The previous night had been so frightening, his muscles so tense for so long that he fell asleep mid-thought, exhausted, holding his mother’s hand. When he awoke he was drooling into the pillowcase and it was stuck to his face. He sat up, straightened the pillowcase, and realised that he could no longer remember the night very clearly.
They had driven for a very long time, changed from the van to a car, driven a long way again and he knew that home was hours away. He could be in the highlands or Manchester or even London. And out there, somewhere beyond the cheap weave of the pillowcase over his head, were his children and his wife, his brand new grandson and Aleesha, bleeding, dead for all he knew.
Aleesha. A bad daughter: rotten, opinionated, disobedient. He adored her. She got all that from Sadiqa, all of that anger and energy was why he had fallen in love with her mother. His mouth said a prayer that she was well but his heart was shut to God.
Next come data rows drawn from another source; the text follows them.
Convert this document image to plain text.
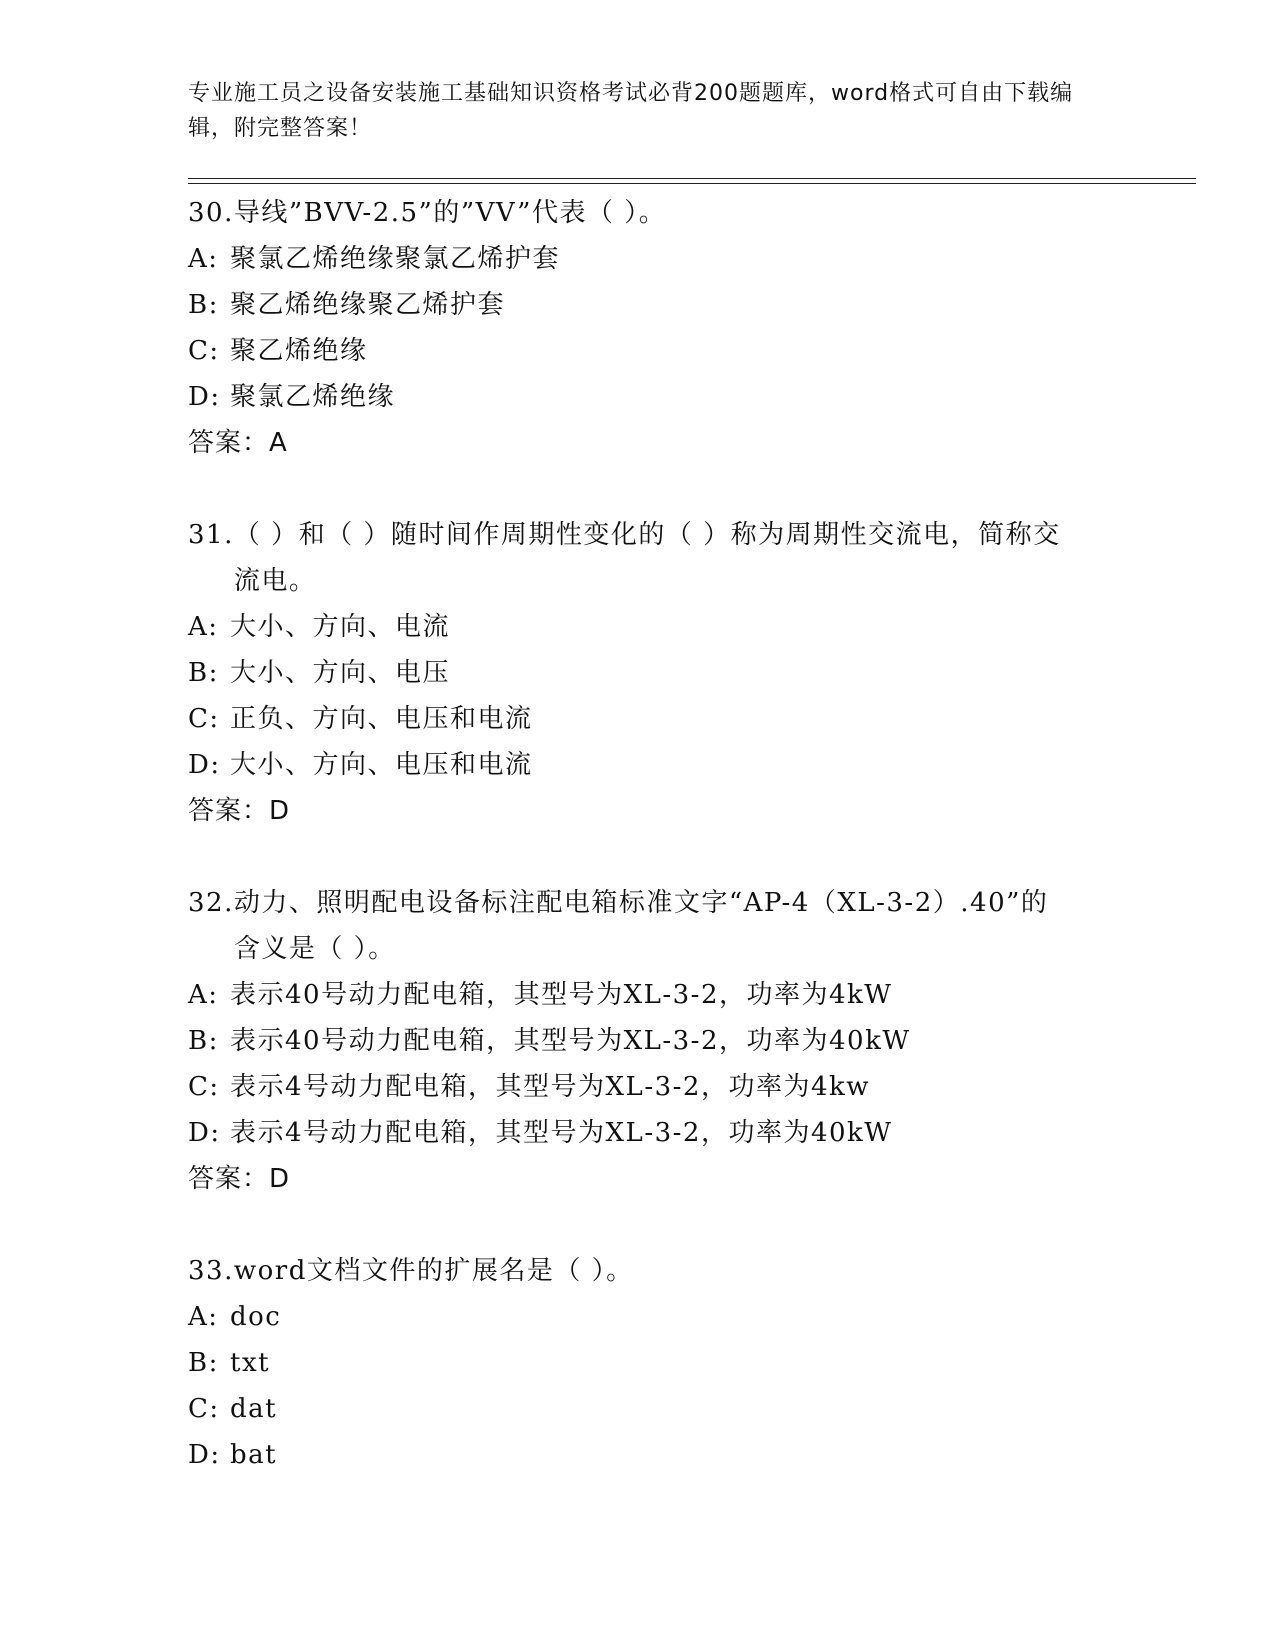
专业施工员之设备安装施工基础知识资格考试必背200题题库，word格式可自由下载编辑，附完整答案！

30. 导线”BVV-2.5”的”VV”代表（ ）。

A: 聚氯乙烯绝缘聚氯乙烯护套

B: 聚乙烯绝缘聚乙烯护套

C: 聚乙烯绝缘

D: 聚氯乙烯绝缘

答案：A

31. （ ）和（ ）随时间作周期性变化的（ ）称为周期性交流电，简称交流电。

A: 大小、方向、电流

B: 大小、方向、电压

C: 正负、方向、电压和电流

D: 大小、方向、电压和电流

答案：D

32. 动力、照明配电设备标注配电箱标准文字“AP-4（XL-3-2）.40”的含义是（ ）。

A: 表示40号动力配电箱，其型号为XL-3-2，功率为4kW

B: 表示40号动力配电箱，其型号为XL-3-2，功率为40kW

C: 表示4号动力配电箱，其型号为XL-3-2，功率为4kw

D: 表示4号动力配电箱，其型号为XL-3-2，功率为40kW

答案：D

33. word文档文件的扩展名是（ ）。

A: doc

B: txt

C: dat

D: bat
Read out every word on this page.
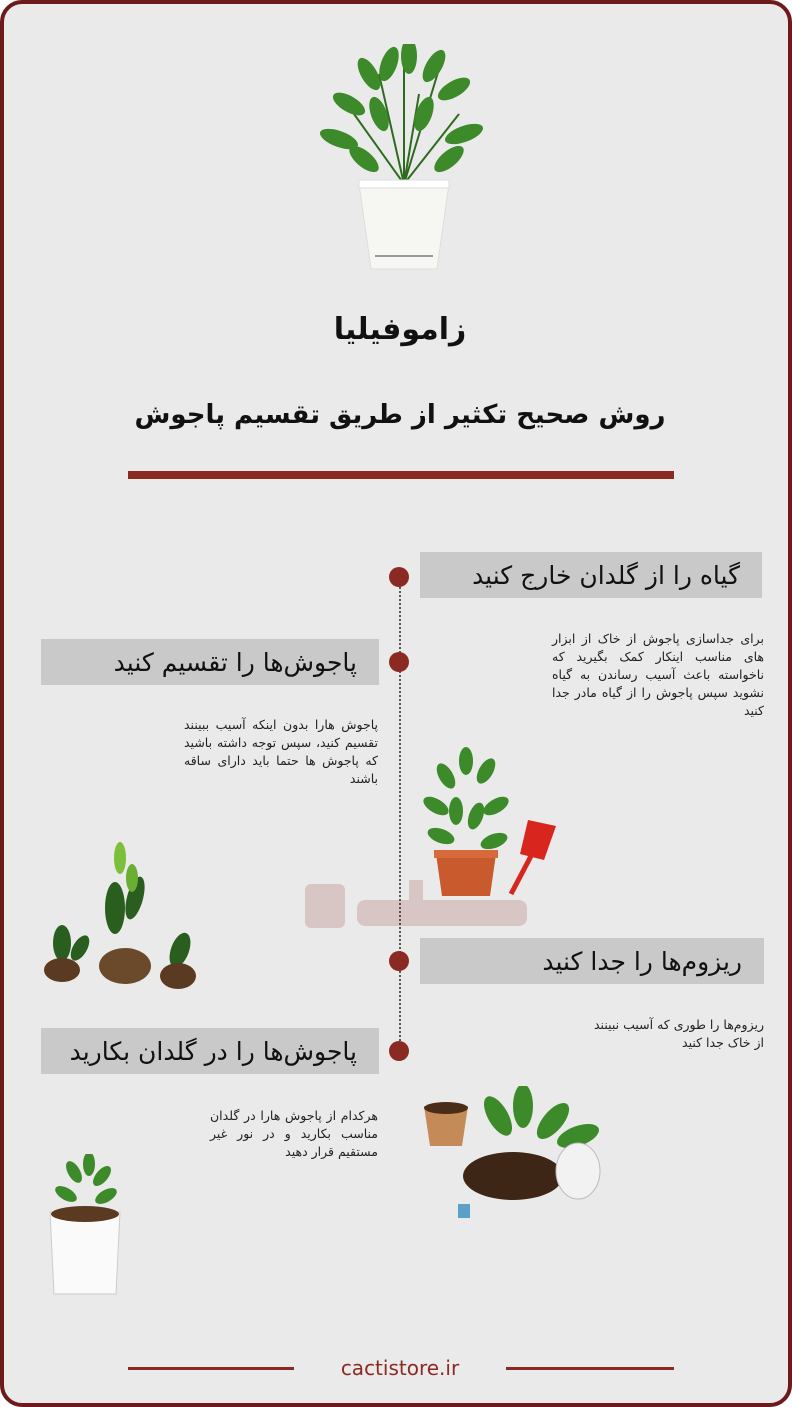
زاموفیلیا
روش صحیح تکثیر از طریق تقسیم پاجوش
گیاه را از گلدان خارج کنید
برای جداسازی پاجوش از خاک از ابزار های مناسب اینکار کمک بگیرید که ناخواسته باعث آسیب رساندن به گیاه نشوید سپس پاجوش را از گیاه مادر جدا کنید
پاجوش‌ها را تقسیم کنید
پاجوش هارا بدون اینکه آسیب ببینند تقسیم کنید، سپس توجه داشته باشید که پاجوش ها حتما باید دارای ساقه باشند
ریزوم‌ها را جدا کنید
ریزوم‌ها را طوری که آسیب نبینند از خاک جدا کنید
پاجوش‌ها را در گلدان بکارید
هرکدام از پاجوش هارا در گلدان مناسب بکارید و در نور غیر مستقیم قرار دهید
cactistore.ir
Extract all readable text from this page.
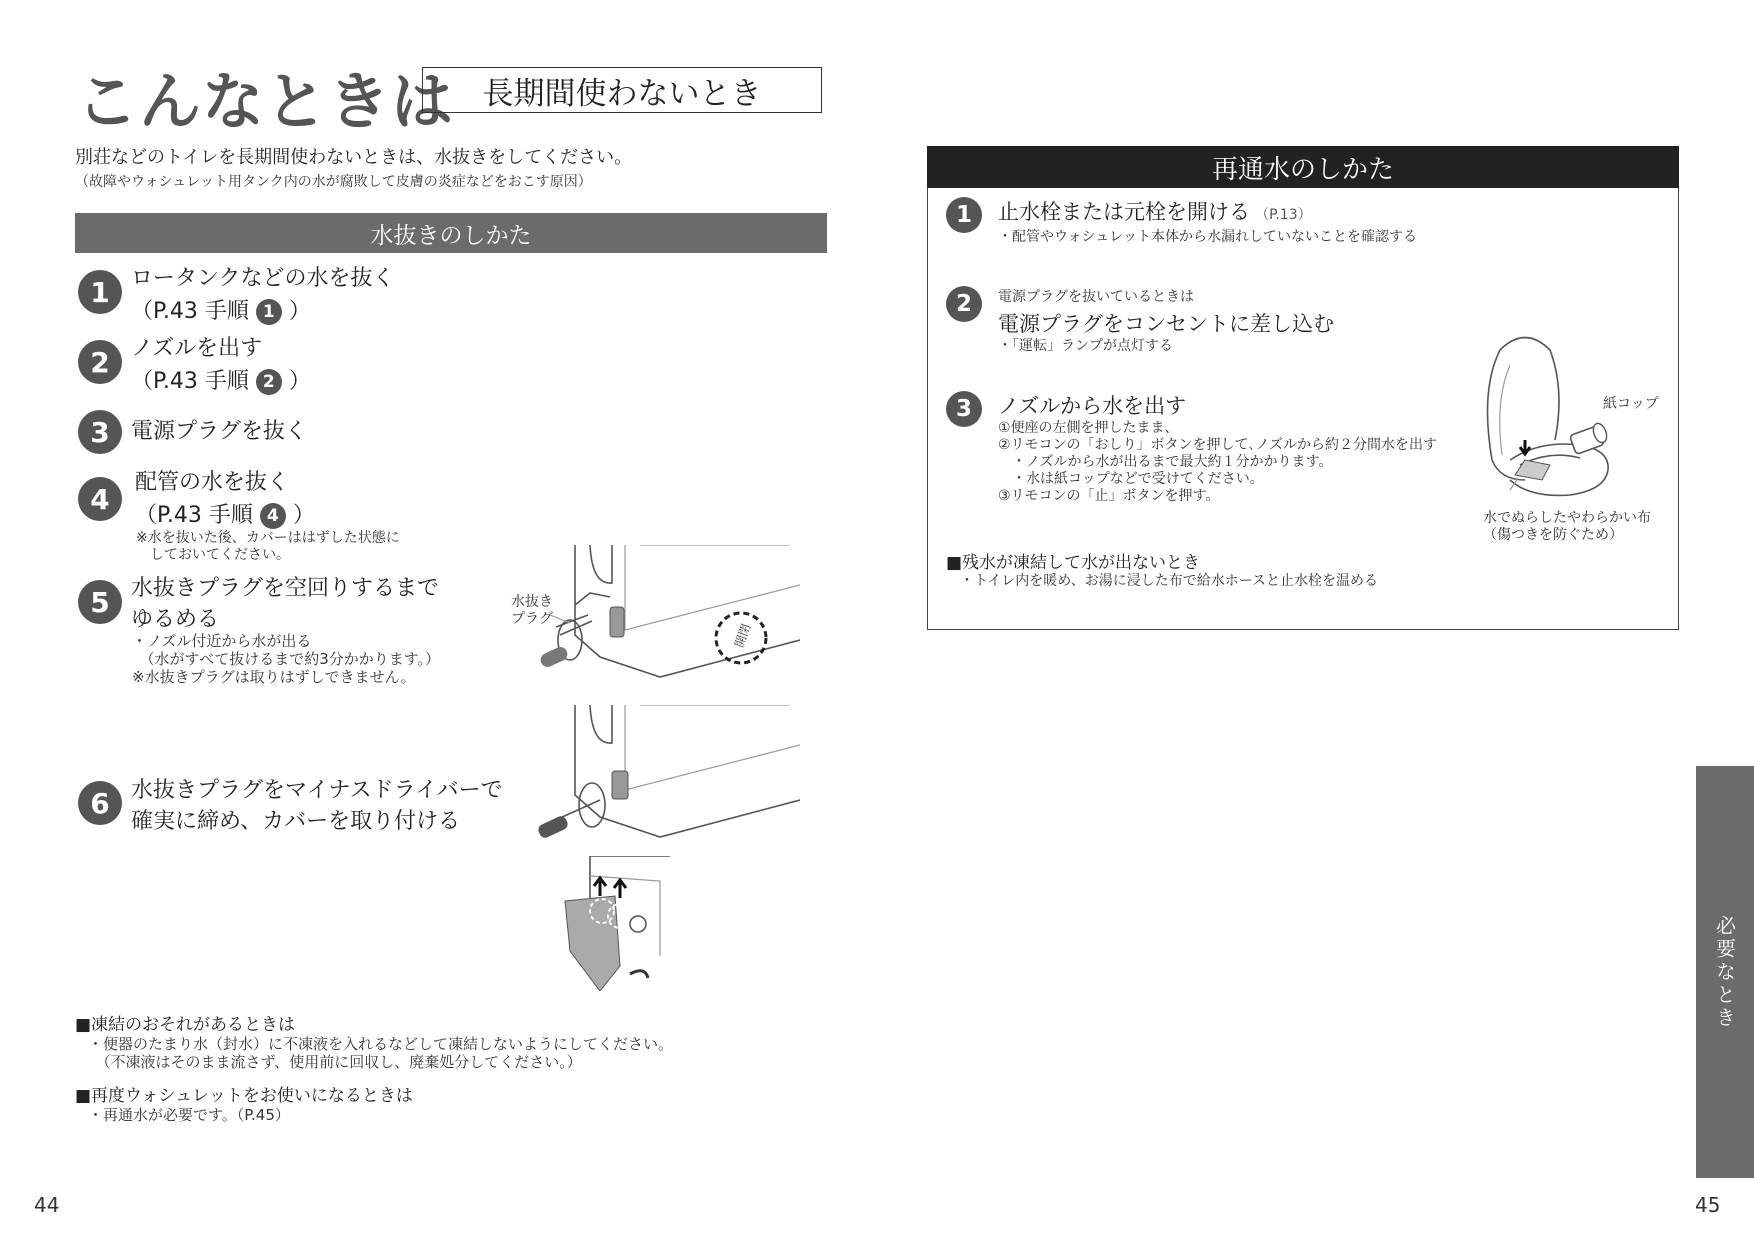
こんなときは 長期間使わないとき
別荘などのトイレを長期間使わないときは、水抜きをしてください。
（故障やウォシュレット用タンク内の水が腐敗して皮膚の炎症などをおこす原因）
水抜きのしかた
1 ロータンクなどの水を抜く
（P.43 手順 1 ）
2 ノズルを出す
（P.43 手順 2 ）
3 電源プラグを抜く
4	配管の水を抜く
（P.43 手順 4 ）
※水を抜いた後、カバーははずした状態に
　しておいてください。
5 水抜きプラグを空回りするまで
ゆるめる
・ノズル付近から水が出る
　（水がすべて抜けるまで約3分かかります。）
※水抜きプラグは取りはずしできません。
6 水抜きプラグをマイナスドライバーで
確実に締め、カバーを取り付ける
水抜き
プラグ
開閉
■凍結のおそれがあるときは
・便器のたまり水（封水）に不凍液を入れるなどして凍結しないようにしてください。
　（不凍液はそのまま流さず、使用前に回収し、廃棄処分してください。）
■再度ウォシュレットをお使いになるときは
・再通水が必要です。（P.45）
再通水のしかた
1	止水栓または元栓を開ける （P.13）
・配管やウォシュレット本体から水漏れしていないことを確認する
2	電源プラグを抜いているときは
電源プラグをコンセントに差し込む
・「運転」ランプが点灯する
3	ノズルから水を出す
①便座の左側を押したまま、
②リモコンの「おしり」ボタンを押して､ノズルから約２分間水を出す
　・ノズルから水が出るまで最大約１分かかります。
　・水は紙コップなどで受けてください。
③リモコンの「止」ボタンを押す。
紙コップ
水でぬらしたやわらかい布
（傷つきを防ぐため）
■残水が凍結して水が出ないとき
・トイレ内を暖め、お湯に浸した布で給水ホースと止水栓を温める
必要なとき
44	45
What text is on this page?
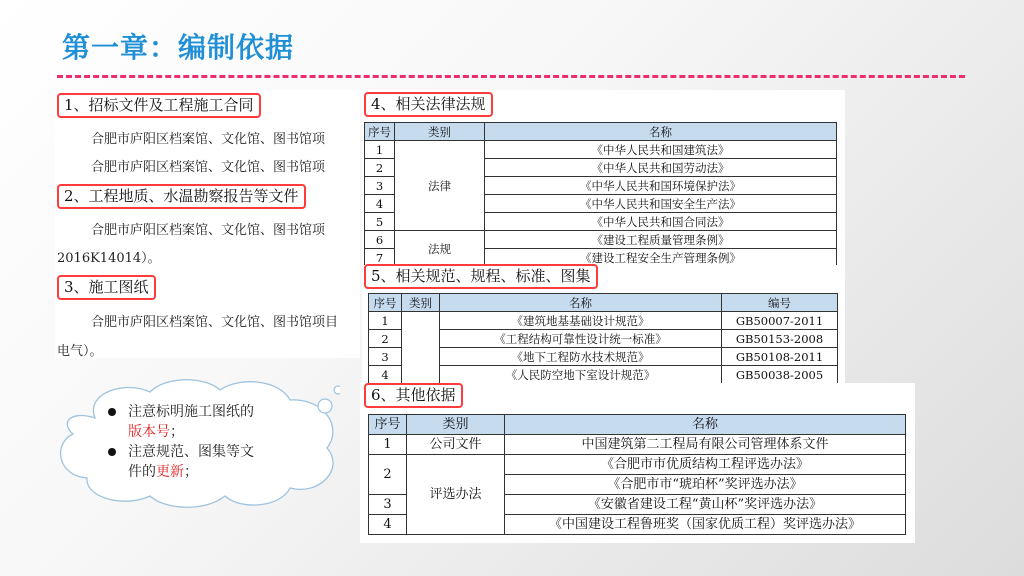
第一章：编制依据
1、招标文件及工程施工合同
合肥市庐阳区档案馆、文化馆、图书馆项
合肥市庐阳区档案馆、文化馆、图书馆项
2、工程地质、水温勘察报告等文件
合肥市庐阳区档案馆、文化馆、图书馆项
2016K14014）。
3、施工图纸
合肥市庐阳区档案馆、文化馆、图书馆项目
电气）。
注意标明施工图纸的
版本号；
注意规范、图集等文
件的更新；
4、相关法律法规
序号	类别	名称
1	法律	《中华人民共和国建筑法》
2		《中华人民共和国劳动法》
3		《中华人民共和国环境保护法》
4		《中华人民共和国安全生产法》
5		《中华人民共和国合同法》
6	法规	《建设工程质量管理条例》
7		《建设工程安全生产管理条例》
5、相关规范、规程、标准、图集
序号	类别	名称	编号
1		《建筑地基基础设计规范》	GB50007-2011
2		《工程结构可靠性设计统一标准》	GB50153-2008
3		《地下工程防水技术规范》	GB50108-2011
4		《人民防空地下室设计规范》	GB50038-2005
6、其他依据
序号	类别	名称
1	公司文件	中国建筑第二工程局有限公司管理体系文件
2	评选办法	《合肥市市优质结构工程评选办法》
		《合肥市市“琥珀杯”奖评选办法》
3		《安徽省建设工程“黄山杯”奖评选办法》
4		《中国建设工程鲁班奖（国家优质工程）奖评选办法》
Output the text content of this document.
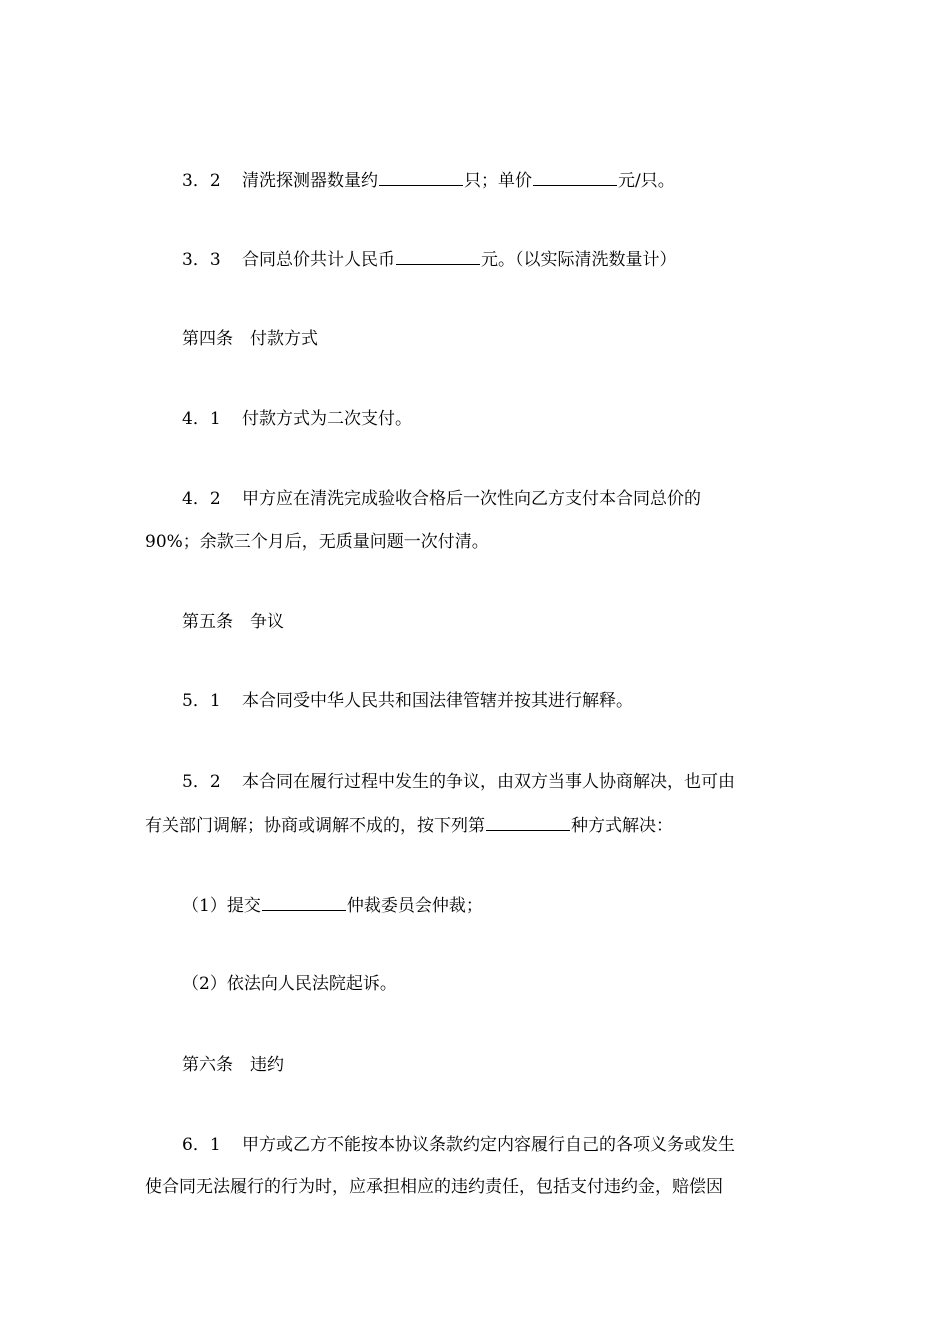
3．2 清洗探测器数量约	只；单价	元/只。
3．3 合同总价共计人民币	元。（以实际清洗数量计）
第四条　付款方式
4．1 付款方式为二次支付。
4．2 甲方应在清洗完成验收合格后一次性向乙方支付本合同总价的
90%；余款三个月后，无质量问题一次付清。
第五条　争议
5．1 本合同受中华人民共和国法律管辖并按其进行解释。
5．2 本合同在履行过程中发生的争议，由双方当事人协商解决，也可由
有关部门调解；协商或调解不成的，按下列第	种方式解决：
（1）提交	仲裁委员会仲裁；
（2）依法向人民法院起诉。
第六条　违约
6．1 甲方或乙方不能按本协议条款约定内容履行自己的各项义务或发生
使合同无法履行的行为时，应承担相应的违约责任，包括支付违约金，赔偿因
Omar had betrayed him. A second son himself, Aamir had always loved Omar best. Aamir sighed, turned to his mother and asked her: why would Omar do this to him?
Maybe he was on drugs. Of all his three children Aamir could imagine Omar as a junkie. A lot of junkies came in his shop, looking for things to steal, buying sweeties. They loved their sugar. He had decided long ago that there were as many nice junkies as there were people, most were pleasant unless they were withdrawing or desperate, but you could say that about all people. Anyway, there was an off-sales on the next side and a supermarket up the road. Much easier to steal from. Aamir liked the junkies better than the alkis.
Omar stood by and let them take his father in his place. Only Billal stood firm. The one child he didn’t really like. Aamir wasn’t just making excuses for Omar the way he always did, he genuinely understood. He had done the same to his mother, let them take her as payment for his safe passage and, like Aamir now, she did not mind. Aamir did not mind.